I have this Regex expression.
^BRN.*?(?:paid|to)\s([A-Za-z\s]+)\b(?<!\bself)
I want to it return the words after the required pattern, but only is certain words are not found. If they are found, then the Regex shouldn't return anything. Thus,
BRN CLG-CI IQ PAID IONANDA PAUL
should return IONANDA PAUL, which it does. So it's correct there. But I want
BRN-TO CASH SELF
to return a null string or essentially it matches but returns no output. Currently, the regex returns this CASH\s, the \s means a whitespace is included in the output. I tried negative lookbehind but I am still looking for how to just not return anything, if the word is found. Thanks!
Note that your regex captures the CASH
in BRN-TO CASH SELF
with ([A-Za-z\s]+)\b
because once the word boundary is reached after SELF
, the negative lookbehind triggers backtracking, and the regex engine re-matches the string and starts yielding char after char while stepping back along the string to eventually find the word boundary position right before SELF
where no SELF
as whole word is present immediatelty to the left of that location, and that is a valid match.

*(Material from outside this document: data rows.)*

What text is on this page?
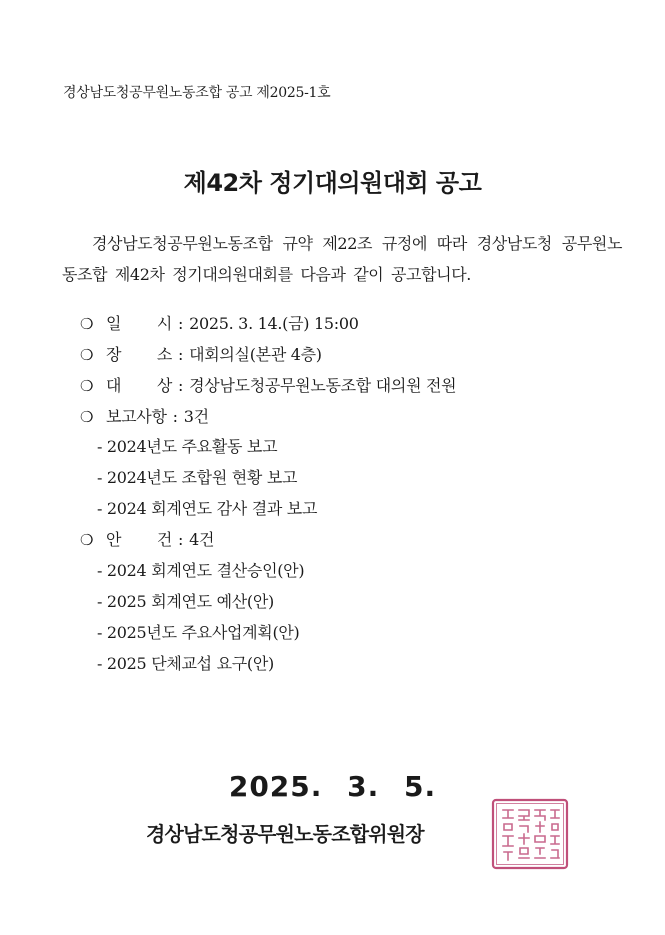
경상남도청공무원노동조합 공고 제2025-1호
제42차 정기대의원대회 공고
경상남도청공무원노동조합 규약 제22조 규정에 따라 경상남도청 공무원노동조합 제42차 정기대의원대회를 다음과 같이 공고합니다.
❍ 일 시 : 2025. 3. 14.(금) 15:00
❍ 장 소 : 대회의실(본관 4층)
❍ 대 상 : 경상남도청공무원노동조합 대의원 전원
❍ 보고사항 : 3건
- 2024년도 주요활동 보고
- 2024년도 조합원 현황 보고
- 2024 회계연도 감사 결과 보고
❍ 안 건 : 4건
- 2024 회계연도 결산승인(안)
- 2025 회계연도 예산(안)
- 2025년도 주요사업계획(안)
- 2025 단체교섭 요구(안)
2025. 3. 5.
경상남도청공무원노동조합위원장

You can use a negative lookahead after \s
:
^BRN.*?(?:paid|to)\s(?![A-Za-z\s]*\bself\b)([A-Za-z\s]+)
# ^^^^^^^^^^^^^^^^^^^^^^^
See the regex demo.
Now, right after matching the whitespace after paid
or to
, the negative lookahead check will be triggered once, and if there is a whole word self
after any zero or more ASCII letters or whitespace chars, the whole match will fail, else, it will succeed.